Die Freiheitlichen haben einen üblen Verdacht, und Gernot Blümel hat ihn mit seinem Interview im "Kurier" vom Sonntag erhärtet: Jemand wolle ihre fest geschlossenen Reihen aufspalten! Aber sie halten die Fahne hoch und marschieren mit ruhig festem Schritt dem Wahltag entgegen, der ihre Unentbehrlichkeit für eine Fortsetzung der Kanzlerschaft Kurz erweisen soll. Und an Herbert "Was hab ich mit Ibiza zu tun?" Kickl muss nicht scheitern, was sich siebzehn Monate so talmiglänzend bewährt hat, auch wenn derzeit noch auf nibelungentreu getan wird. Diese Treue hat in der FPÖ schon manche Triumphe gefeiert.

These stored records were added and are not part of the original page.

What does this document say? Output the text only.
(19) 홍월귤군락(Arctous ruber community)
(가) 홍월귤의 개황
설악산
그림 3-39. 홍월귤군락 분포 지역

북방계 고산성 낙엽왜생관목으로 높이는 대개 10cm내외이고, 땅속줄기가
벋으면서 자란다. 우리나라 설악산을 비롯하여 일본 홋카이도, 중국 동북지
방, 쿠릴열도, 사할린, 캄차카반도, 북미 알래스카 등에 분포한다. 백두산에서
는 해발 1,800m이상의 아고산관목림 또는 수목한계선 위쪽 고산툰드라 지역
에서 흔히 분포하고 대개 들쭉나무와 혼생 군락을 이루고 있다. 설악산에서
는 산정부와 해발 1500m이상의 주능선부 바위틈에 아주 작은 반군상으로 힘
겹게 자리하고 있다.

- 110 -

Blümel hat sich redlich bemüht, den Abbruch der türkis-blauen Koalition als Gegenmaßnahme schönzureden, "um unsere Vertrauenswürdigkeit wieder herzustellen", und zwar gleich vor der ganzen Welt. Wozu es nun einen "Paradigmenwechsel" geben müsse.

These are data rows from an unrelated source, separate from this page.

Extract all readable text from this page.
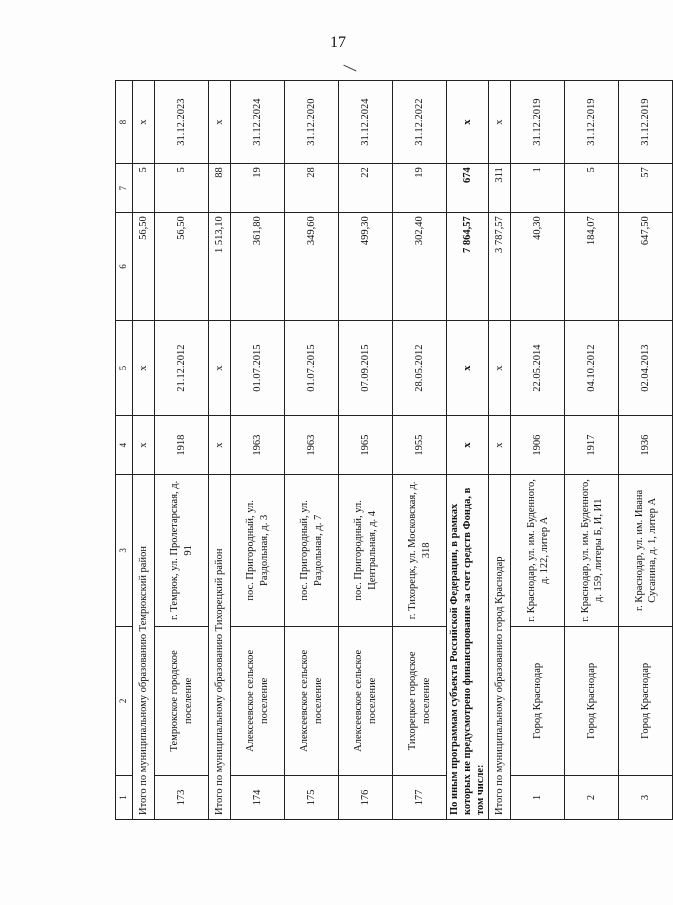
17
1	2	3	4	5	6	7	8
Итого по муниципальному образованию Темрюкский район			x	x	56,50	5	x
173	Темрюкское городское поселение	г. Темрюк, ул. Пролетарская, д. 91	1918	21.12.2012	56,50	5	31.12.2023
Итого по муниципальному образованию Тихорецкий район			x	x	1 513,10	88	x
174	Алексеевское сельское поселение	пос. Пригородный, ул. Раздольная, д. 3	1963	01.07.2015	361,80	19	31.12.2024
175	Алексеевское сельское поселение	пос. Пригородный, ул. Раздольная, д. 7	1963	01.07.2015	349,60	28	31.12.2020
176	Алексеевское сельское поселение	пос. Пригородный, ул. Центральная, д. 4	1965	07.09.2015	499,30	22	31.12.2024
177	Тихорецкое городское поселение	г. Тихорецк, ул. Московская, д. 318	1955	28.05.2012	302,40	19	31.12.2022
По иным программам субъекта Российской Федерации, в рамках которых не предусмотрено финансирование за счет средств Фонда, в том числе:			x	x	7 864,57	674	x
Итого по муниципальному образованию город Краснодар			x	x	3 787,57	311	x
1	Город Краснодар	г. Краснодар, ул. им. Буденного, д. 122, литер А	1906	22.05.2014	40,30	1	31.12.2019
2	Город Краснодар	г. Краснодар, ул. им. Буденного, д. 159, литеры Б, И, И1	1917	04.10.2012	184,07	5	31.12.2019
3	Город Краснодар	г. Краснодар, ул. им. Ивана Сусанина, д. 1, литер А	1936	02.04.2013	647,50	57	31.12.2019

Leider ließ er dabei geflissentlich unter den Tisch fallen, wer diese – unsere? – Vertrauenswürdigkeit gefährdet hat. Und das waren in erster Linie nun einmal jene türkisen Kräfte in der ÖVP, denen die Freiheitlichen als Hebel gegen die Sozialdemokraten willkommen waren.

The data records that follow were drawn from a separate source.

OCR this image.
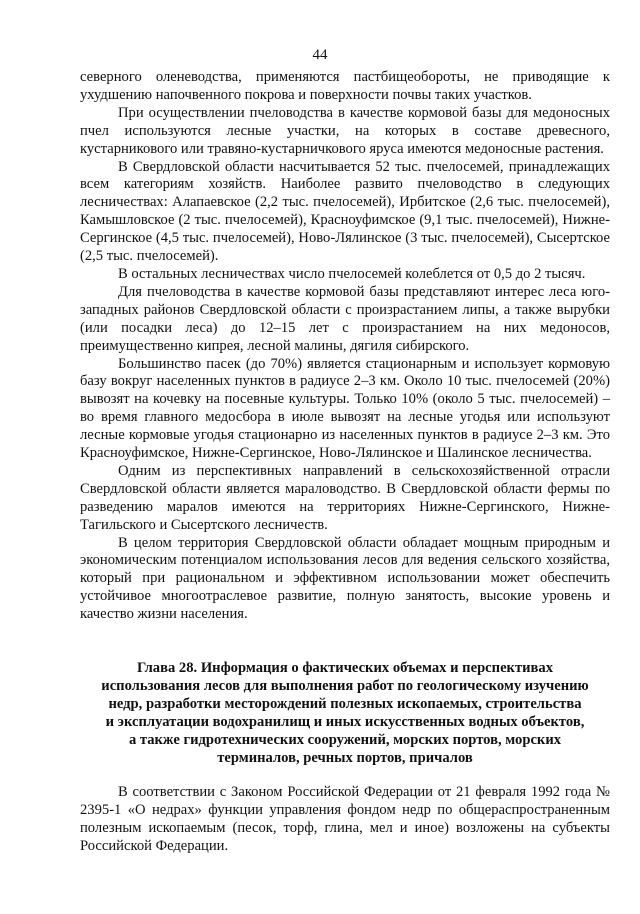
44

северного оленеводства, применяются пастбищеобороты, не приводящие к ухудшению напочвенного покрова и поверхности почвы таких участков.

При осуществлении пчеловодства в качестве кормовой базы для медоносных пчел используются лесные участки, на которых в составе древесного, кустарникового или травяно-кустарничкового яруса имеются медоносные растения.

В Свердловской области насчитывается 52 тыс. пчелосемей, принадлежащих всем категориям хозяйств. Наиболее развито пчеловодство в следующих лесничествах: Алапаевское (2,2 тыс. пчелосемей), Ирбитское (2,6 тыс. пчелосемей), Камышловское (2 тыс. пчелосемей), Красноуфимское (9,1 тыс. пчелосемей), Нижне-Сергинское (4,5 тыс. пчелосемей), Ново-Лялинское (3 тыс. пчелосемей), Сысертское (2,5 тыс. пчелосемей).

В остальных лесничествах число пчелосемей колеблется от 0,5 до 2 тысяч.

Для пчеловодства в качестве кормовой базы представляют интерес леса юго-западных районов Свердловской области с произрастанием липы, а также вырубки (или посадки леса) до 12–15 лет с произрастанием на них медоносов, преимущественно кипрея, лесной малины, дягиля сибирского.

Большинство пасек (до 70%) является стационарным и использует кормовую базу вокруг населенных пунктов в радиусе 2–3 км. Около 10 тыс. пчелосемей (20%) вывозят на кочевку на посевные культуры. Только 10% (около 5 тыс. пчелосемей) – во время главного медосбора в июле вывозят на лесные угодья или используют лесные кормовые угодья стационарно из населенных пунктов в радиусе 2–3 км. Это Красноуфимское, Нижне-Сергинское, Ново-Лялинское и Шалинское лесничества.

Одним из перспективных направлений в сельскохозяйственной отрасли Свердловской области является мараловодство. В Свердловской области фермы по разведению маралов имеются на территориях Нижне-Сергинского, Нижне-Тагильского и Сысертского лесничеств.

В целом территория Свердловской области обладает мощным природным и экономическим потенциалом использования лесов для ведения сельского хозяйства, который при рациональном и эффективном использовании может обеспечить устойчивое многоотраслевое развитие, полную занятость, высокие уровень и качество жизни населения.

Глава 28. Информация о фактических объемах и перспективах

использования лесов для выполнения работ по геологическому изучению

недр, разработки месторождений полезных ископаемых, строительства

и эксплуатации водохранилищ и иных искусственных водных объектов,

а также гидротехнических сооружений, морских портов, морских

терминалов, речных портов, причалов

В соответствии с Законом Российской Федерации от 21 февраля 1992 года № 2395-1 «О недрах» функции управления фондом недр по общераспространенным полезным ископаемым (песок, торф, глина, мел и иное) возложены на субъекты Российской Федерации.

Schwäche für Oligarchinnen

Und sie wussten, was sie taten. Die rechtspopulistischen Sprüche, mit denen Kickl jahrelang seinen Bekanntheitsgrad sattsam erhöht hatte, reichten als Empfehlung für das Innenministerium. Erst der plötzliche Verdacht, es könnte ihm bei der Aufklärung des Ibiza-Skandals an "allerhöchster Glaubwürdigkeit" fehlen, sollte ihm die Qualifikation für den Job entziehen. Nach Monaten des Lobes für seine Arbeit traute man ihm plötzlich Glaubwürdigkeit und seriöse Aufklärung nicht mehr zu? Natürlich nicht, und das zu Recht, aber dann hätte man schon gar nicht das Innenressort mit ihm besetzen dürfen.

Um Herbert Kickl muss man sich keine Sorgen machen.
Foto: APA/HERBERT NEUBAUER

Doch was tut man nicht alles, damit Sebastian Kurz Kanzler wird. Jetzt plötzlich soll Kickl – "völlig wurscht" – für jegliches Ministeramt ungeeignet sein. Als, wie die "Kronen Zeitung" verriet, Adept des Philosophen Hegel und dessen "dialektischen Prinzips" sollte er sich nicht wundern, derart vom Kopf auf die Füße gestellt zu werden. Es geht ja nicht nur ihm so. Bei Heinz-Christian Strache ist das noch drastischer erfolgt, obwohl er eher einer Schwäche für Oligarchinnen als für Hegel frönt. Kein Schimmer vom dialektischen Prinzip!

In Ibiza haben sich Strache und Johann Gudenus in ihren Aussagen nicht von einer neuen, an ihnen überraschenden Seite gezeigt, sondern als das, was sie sind beziehungsweise waren. Der Rest ihrer Partei hat das vielleicht ein bisserl blöd gefunden, aber sonst nicht weiter schlimm. Wieso Blümel auf einmal im Umgang mit den Freiheitlichen einen Wechsel jenes Paradigmas einfordert, das in den Kreisen von Kurz zuvor niemanden gestört hat, gleichzeitig aber die Fortsetzung einer Koalition mit den blauen Paradigmatikern nicht definitiv ausschließt, ist nur mit "Völlig wurscht" als dialektischem Prinzip zu erklären – Hauptsache Kurz wird wieder Kanzler.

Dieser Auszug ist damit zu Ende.